My first finding – that in the U.S. and Canada more than 90% of the domestic violence reports to the police were by women, not men – seemed to confirm these assumptions. But, then the picture became more complex. About a dozen studies in the U.S. and Canada asked BOTH sexes how often they hit each other, all of them found that women hit men either more frequently or about as often as the reverse.

Two of the main studies – by Suzanne Steinmetz, Murray Straus and Richard Gelles – assumed men hit women more severely, so they divided domestic violence into seven different levels of severity. They were surprised to discover that, overall, the more severe levels of violence were conducted more by women against men.

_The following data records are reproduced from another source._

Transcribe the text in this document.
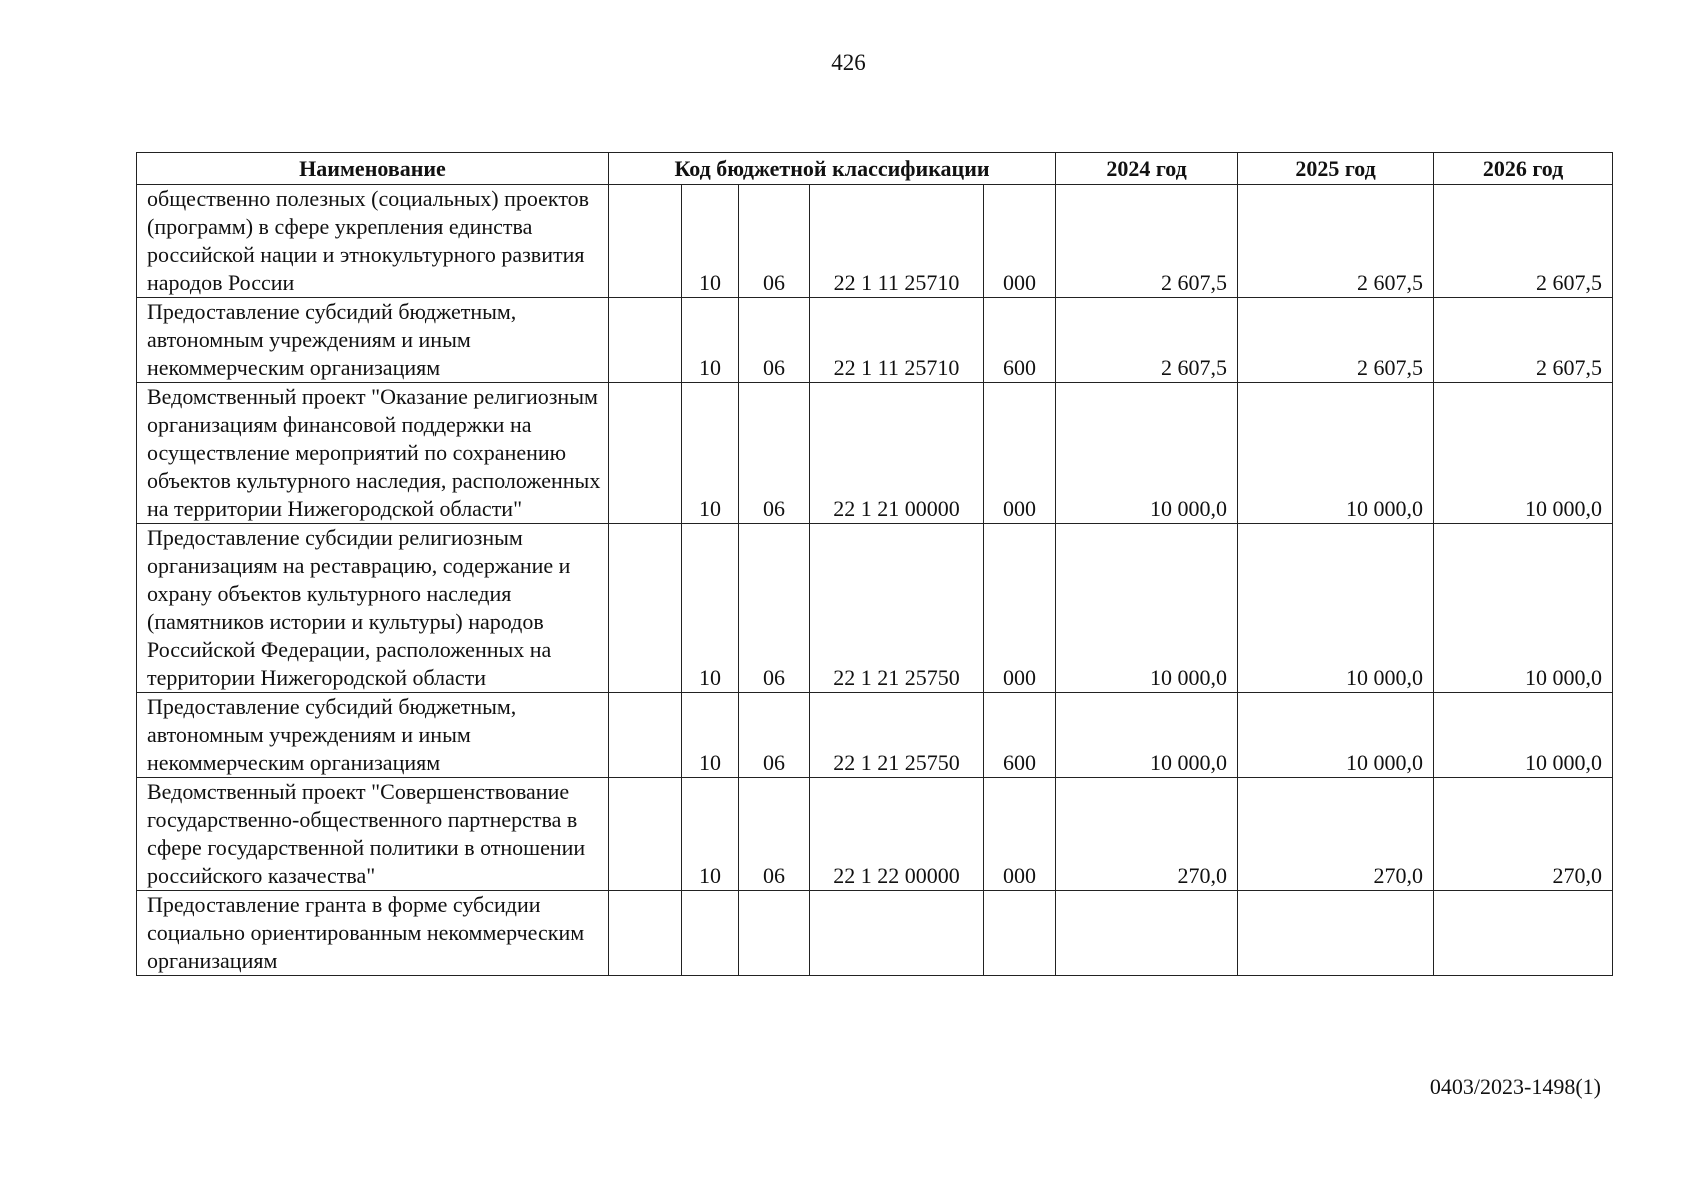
426
Наименование	Код бюджетной классификации					2024 год	2025 год	2026 год
общественно полезных (социальных) проектов (программ) в сфере укрепления единства российской нации и этнокультурного развития народов России		10	06	22 1 11 25710	000	2 607,5	2 607,5	2 607,5
Предоставление субсидий бюджетным, автономным учреждениям и иным некоммерческим организациям		10	06	22 1 11 25710	600	2 607,5	2 607,5	2 607,5
Ведомственный проект "Оказание религиозным организациям финансовой поддержки на осуществление мероприятий по сохранению объектов культурного наследия, расположенных на территории Нижегородской области"		10	06	22 1 21 00000	000	10 000,0	10 000,0	10 000,0
Предоставление субсидии религиозным организациям на реставрацию, содержание и охрану объектов культурного наследия (памятников истории и культуры) народов Российской Федерации, расположенных на территории Нижегородской области		10	06	22 1 21 25750	000	10 000,0	10 000,0	10 000,0
Предоставление субсидий бюджетным, автономным учреждениям и иным некоммерческим организациям		10	06	22 1 21 25750	600	10 000,0	10 000,0	10 000,0
Ведомственный проект "Совершенствование государственно-общественного партнерства в сфере государственной политики в отношении российского казачества"		10	06	22 1 22 00000	000	270,0	270,0	270,0
Предоставление гранта в форме субсидии социально ориентированным некоммерческим организациям								
0403/2023-1498(1)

A caveat, though. Men hitting women did more damage than the reverse. However, this caveat carried its own caveat: it was exactly because mens hits hurt more that women resorted to more severe methods (i.e. tossing boiling water over her husband or swinging a frying pan into his face). These findings were supported by the Census Bureaus own survey: As early as 1977, the U.S. Census Bureau conducted the National Crime Survey, surveying 60,000 households every six months for three and one half years. They found women use weapons against men 82% of the time; men use weapons against women 25% of the time. Overall, they found that even the women acknowledged they hit men more than men hit women.

The key issue, though, is who initiates this cycle of violence. Steinmetz, Strauss and Gelles found to their initial surprise that women are more likely to be the first initiator. Why? In part, the belief that men can take it – - they can therefore be a punching bag and not be expected to hit back.

I was still a bit incredulous. I asked thousands of men and women in my workshops to count all the relationships in which they had hit their partner before their partner had ever it them. and vice versa. About 60% of the women acknowledged they had more often been the first to strike a blow: among the men, about 90% felt their female partner had been the first to strike a blow.”